William Joseph Julius Caesar Bond was a British landscape painter.
Influenced by the Pre-Raphaelites in the 1850s, Bond began exhibiting at the Liverpool Academy and was elected associate in 1856 and full member in 1859.


Johannes Bosboom was a Dutch painter and watercolorist of the Hague School, known especially for his paintings of church interiors. At the age of 14 he became a student of Bartholomeus van Hove and painted in his studio along with Van Hove's son Hubertus van Hove. Together they worked on the pieces of scenery that Van Hove created for the Royal Theatre in The Hague. The young Bosboom traveled to Germany in 1835 to Düsseldorf, Cologne and Koblenz and painted the watercolor View of the Mosel Bridge at Koblenz. In 1839 he traveled to Paris and Rouen and received a silver medal for View of the Paris Quay and the Cathedral at Rouen. He also painted a number of church interiors, a relatively traditional genre. Bosboom had a great deal of success with these pieces, and for the rest of his career he would repeatedly return to this theme, which was the one in which he would achieve his greatest fame. Bosboom's choice of subject matter may seem to isolate him from the rest of the Hague School, but his search for ways to reproduce the spatial atmosphere through light, shadow, and nuances of color places him in the very mainstream of this group. In 1873, during a stay in Scheveningen, he painted many watercolors of town views, the dunes, the beach and the sea.


Herbert Böttger was a German artist. He is considered one of the most important representatives of magical realism in Germany.
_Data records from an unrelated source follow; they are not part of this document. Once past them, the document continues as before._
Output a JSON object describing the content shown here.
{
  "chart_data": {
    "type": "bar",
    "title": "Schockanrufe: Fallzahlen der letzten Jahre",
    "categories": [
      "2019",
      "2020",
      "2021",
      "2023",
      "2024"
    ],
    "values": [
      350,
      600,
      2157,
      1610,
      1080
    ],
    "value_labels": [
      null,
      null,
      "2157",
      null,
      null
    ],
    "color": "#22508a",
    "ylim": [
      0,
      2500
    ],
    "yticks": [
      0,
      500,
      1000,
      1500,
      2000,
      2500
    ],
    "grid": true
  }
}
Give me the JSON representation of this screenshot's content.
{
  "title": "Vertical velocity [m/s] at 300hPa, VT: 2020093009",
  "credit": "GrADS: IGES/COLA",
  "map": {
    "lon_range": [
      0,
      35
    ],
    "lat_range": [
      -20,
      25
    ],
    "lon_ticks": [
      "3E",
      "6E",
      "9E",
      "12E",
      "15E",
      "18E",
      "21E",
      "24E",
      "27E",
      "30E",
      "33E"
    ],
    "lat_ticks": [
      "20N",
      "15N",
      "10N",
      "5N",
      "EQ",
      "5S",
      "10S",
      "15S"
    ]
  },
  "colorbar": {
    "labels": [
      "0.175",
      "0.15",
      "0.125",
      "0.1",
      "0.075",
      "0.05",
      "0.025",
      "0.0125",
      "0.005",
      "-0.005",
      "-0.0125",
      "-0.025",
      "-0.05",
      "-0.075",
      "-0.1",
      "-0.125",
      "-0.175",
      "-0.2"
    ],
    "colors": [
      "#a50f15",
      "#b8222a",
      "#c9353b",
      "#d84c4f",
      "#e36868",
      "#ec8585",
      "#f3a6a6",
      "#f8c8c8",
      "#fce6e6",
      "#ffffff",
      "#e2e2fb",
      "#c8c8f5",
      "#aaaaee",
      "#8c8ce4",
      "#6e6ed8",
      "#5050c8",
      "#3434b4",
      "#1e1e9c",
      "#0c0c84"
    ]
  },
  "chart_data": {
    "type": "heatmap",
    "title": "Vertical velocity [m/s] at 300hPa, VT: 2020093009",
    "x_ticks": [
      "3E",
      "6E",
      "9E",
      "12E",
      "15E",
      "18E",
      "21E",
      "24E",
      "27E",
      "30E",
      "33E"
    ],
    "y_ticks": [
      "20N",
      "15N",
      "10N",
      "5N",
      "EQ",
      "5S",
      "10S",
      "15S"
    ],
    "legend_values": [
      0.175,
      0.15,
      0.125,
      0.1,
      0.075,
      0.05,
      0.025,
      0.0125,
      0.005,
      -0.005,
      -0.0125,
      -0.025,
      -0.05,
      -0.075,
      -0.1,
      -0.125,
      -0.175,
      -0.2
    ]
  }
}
He studied painting at the Dusseldorf Academy of Art.
Herbert Böttger was a member of the Rhine Secession, was awarded the Prussian State Prize and received the Albrecht Dürer Prize from the city of Nuremberg.
Böttger's paintings are characterised by the composition of the old masters and a photorealistic painting style, but at the same time seem surreal because of their exaggerated realism.